Cold Stone Creamery is on the SBA Franchise Directory at $50K–$472K — a wide investment range covering kiosks to full stores. Part of MTY Food Group's multi-brand portfolio. Premium ice cream concept with strong customization differentiation. Key factors per SBA SOP 50 10 7:
For Cold Stone kiosk formats at $50K–$100K, SBA Microloan (up to $50K through SBA-approved intermediaries) combined with personal equity is often the fastest path — shorter timelines and more flexible credit requirements than standard 7(a). For full-store builds at $200K–$472K, standard SBA 7(a) with a PLP lender is the right structure. Cold Stone's granite slab equipment requires franchisor-approved vendors — confirm approved vendor list before structuring equipment financing. Coordinate MTY Food Group/Cold Stone franchisee approval in parallel with lender pre-qualification. Review SBA Microloan program terms for kiosk-format applicants.
ClearValue Lending works with franchise operators at every stage — from first-unit acquisition to multi-unit expansion. Apply at Find my match. Your file routes to one matched lender in our network. Related: SBA 7(a) loans explained · SBA 504 loan explained.
Yes. Cold Stone is on the SBA Franchise Directory. Both SBA 7(a) and SBA Microloan are viable — the lower end of the investment range falls in Microloan territory.
Plan for a 10–20% SBA equity injection plus seasonal working capital reserves. Specific thresholds are in the FDD Item 7. At $50K for a non-traditional unit, the injection floor can be as low as $5K–$10K from liquid funds.
Cold Stone Creamery (MTY Food Group) does not operate a direct lending program. Development incentives may be available in underpenetrated markets — check the current FDD and MTY development team for current programs.
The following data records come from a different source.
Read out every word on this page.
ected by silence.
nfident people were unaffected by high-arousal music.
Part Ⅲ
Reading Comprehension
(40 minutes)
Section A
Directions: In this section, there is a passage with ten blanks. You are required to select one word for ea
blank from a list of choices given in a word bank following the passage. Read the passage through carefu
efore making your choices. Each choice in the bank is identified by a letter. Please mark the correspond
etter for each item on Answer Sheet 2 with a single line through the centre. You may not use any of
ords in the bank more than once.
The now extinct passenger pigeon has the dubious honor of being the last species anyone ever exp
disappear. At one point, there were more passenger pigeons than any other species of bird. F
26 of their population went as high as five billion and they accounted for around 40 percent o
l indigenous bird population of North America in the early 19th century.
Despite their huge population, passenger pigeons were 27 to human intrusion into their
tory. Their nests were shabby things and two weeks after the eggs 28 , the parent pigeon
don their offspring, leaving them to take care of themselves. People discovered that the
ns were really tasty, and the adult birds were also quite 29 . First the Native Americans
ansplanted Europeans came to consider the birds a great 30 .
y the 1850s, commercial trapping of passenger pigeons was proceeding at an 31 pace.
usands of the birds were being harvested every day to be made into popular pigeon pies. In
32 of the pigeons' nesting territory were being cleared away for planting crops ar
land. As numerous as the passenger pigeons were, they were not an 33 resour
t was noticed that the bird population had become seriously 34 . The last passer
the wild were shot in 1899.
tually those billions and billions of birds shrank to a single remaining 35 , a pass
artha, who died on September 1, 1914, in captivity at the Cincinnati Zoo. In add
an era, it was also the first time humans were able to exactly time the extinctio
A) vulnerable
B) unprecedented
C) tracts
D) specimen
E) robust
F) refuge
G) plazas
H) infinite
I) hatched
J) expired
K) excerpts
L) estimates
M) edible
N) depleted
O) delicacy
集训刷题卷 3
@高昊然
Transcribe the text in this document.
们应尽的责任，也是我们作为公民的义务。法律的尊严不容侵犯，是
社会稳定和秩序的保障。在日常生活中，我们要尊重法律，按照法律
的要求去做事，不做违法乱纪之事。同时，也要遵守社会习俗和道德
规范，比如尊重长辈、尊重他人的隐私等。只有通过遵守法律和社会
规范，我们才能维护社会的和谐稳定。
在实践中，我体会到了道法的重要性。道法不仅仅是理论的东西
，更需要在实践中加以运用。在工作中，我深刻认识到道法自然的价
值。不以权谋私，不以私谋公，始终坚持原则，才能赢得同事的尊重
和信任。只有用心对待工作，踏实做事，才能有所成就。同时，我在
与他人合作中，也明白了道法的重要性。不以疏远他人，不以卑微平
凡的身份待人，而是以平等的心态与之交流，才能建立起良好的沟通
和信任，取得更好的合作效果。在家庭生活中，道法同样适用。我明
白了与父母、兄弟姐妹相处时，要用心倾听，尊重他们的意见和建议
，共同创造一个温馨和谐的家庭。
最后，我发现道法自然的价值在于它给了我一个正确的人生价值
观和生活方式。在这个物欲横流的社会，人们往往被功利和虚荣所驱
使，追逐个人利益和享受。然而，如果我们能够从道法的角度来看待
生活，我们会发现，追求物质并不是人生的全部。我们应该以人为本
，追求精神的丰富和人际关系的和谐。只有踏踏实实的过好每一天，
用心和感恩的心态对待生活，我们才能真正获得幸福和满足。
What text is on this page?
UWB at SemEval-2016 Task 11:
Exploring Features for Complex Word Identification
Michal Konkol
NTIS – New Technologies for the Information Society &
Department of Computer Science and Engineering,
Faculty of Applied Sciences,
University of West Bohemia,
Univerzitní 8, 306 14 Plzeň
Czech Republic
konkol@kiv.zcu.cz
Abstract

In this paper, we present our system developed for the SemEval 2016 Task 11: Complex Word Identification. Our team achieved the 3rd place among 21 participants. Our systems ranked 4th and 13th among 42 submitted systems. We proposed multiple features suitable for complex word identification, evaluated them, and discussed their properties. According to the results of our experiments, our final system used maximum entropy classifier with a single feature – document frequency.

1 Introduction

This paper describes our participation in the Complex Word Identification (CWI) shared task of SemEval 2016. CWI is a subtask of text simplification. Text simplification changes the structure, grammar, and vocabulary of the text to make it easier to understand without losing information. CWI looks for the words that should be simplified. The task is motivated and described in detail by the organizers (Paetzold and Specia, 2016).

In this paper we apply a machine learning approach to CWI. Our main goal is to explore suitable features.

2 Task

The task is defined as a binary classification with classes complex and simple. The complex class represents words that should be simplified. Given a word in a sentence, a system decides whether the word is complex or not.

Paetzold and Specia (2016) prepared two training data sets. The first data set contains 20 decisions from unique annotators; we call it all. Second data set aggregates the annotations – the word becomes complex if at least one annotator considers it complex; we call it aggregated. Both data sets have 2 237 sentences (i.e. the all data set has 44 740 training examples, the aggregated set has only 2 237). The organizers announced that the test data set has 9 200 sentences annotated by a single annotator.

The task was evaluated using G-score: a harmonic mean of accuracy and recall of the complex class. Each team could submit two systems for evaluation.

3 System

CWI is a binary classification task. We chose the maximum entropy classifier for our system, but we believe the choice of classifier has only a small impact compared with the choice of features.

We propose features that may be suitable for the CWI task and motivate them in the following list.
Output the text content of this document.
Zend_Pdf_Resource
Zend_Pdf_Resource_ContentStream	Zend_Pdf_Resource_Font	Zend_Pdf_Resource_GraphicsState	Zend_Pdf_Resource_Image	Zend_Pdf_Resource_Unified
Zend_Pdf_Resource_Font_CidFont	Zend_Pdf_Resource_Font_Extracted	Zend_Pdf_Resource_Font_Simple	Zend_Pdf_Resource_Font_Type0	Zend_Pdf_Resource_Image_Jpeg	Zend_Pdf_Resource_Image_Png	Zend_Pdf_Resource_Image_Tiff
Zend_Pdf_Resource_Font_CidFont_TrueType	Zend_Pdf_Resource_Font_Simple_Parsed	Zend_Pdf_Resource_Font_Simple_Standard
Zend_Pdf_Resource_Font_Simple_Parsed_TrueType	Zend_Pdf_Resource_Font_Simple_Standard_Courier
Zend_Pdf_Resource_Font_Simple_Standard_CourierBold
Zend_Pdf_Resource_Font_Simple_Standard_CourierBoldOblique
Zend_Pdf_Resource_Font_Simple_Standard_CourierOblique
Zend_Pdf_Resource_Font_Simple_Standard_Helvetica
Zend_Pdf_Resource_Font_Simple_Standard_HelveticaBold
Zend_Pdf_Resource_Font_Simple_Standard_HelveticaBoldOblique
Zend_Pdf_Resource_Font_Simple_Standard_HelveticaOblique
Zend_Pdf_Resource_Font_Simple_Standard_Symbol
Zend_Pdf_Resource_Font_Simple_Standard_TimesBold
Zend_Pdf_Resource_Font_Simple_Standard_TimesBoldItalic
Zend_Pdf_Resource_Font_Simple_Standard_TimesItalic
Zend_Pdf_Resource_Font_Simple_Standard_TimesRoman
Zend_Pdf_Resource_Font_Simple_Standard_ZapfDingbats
Lenders model seasonal revenue concentration in spring and summer for most U.S. markets. Plan for working capital that covers 2–3 months of slower winter operations. Sun Belt markets with year-round demand have a materially different seasonal profile.
30–90 days depending on deal size. SBA Preferred Lenders can issue 7(a) conditional commitments in 3–4 weeks. Microloan intermediaries may move faster for lower-investment kiosk units.
SBA minimum is 1.15× DSCR. For seasonal concepts like Cold Stone, lenders model DSCR on a 12-month annualized basis — not peak-summer projections. In cold-climate markets, monthly cash flow projections showing winter-month debt service coverage are required. Super-premium positioning supports higher average ticket than mass-market competitors, but seasonal volume concentration is the key underwriting risk.
SBA minimum is 10% equity injection; most lenders require 15–20%. At the $50K kiosk floor, the injection can be as low as $5K–$10K. For full-store investments ($200K–$472K), plan for $20K–$95K in non-borrowed liquid funds from a sourced and seasoned account.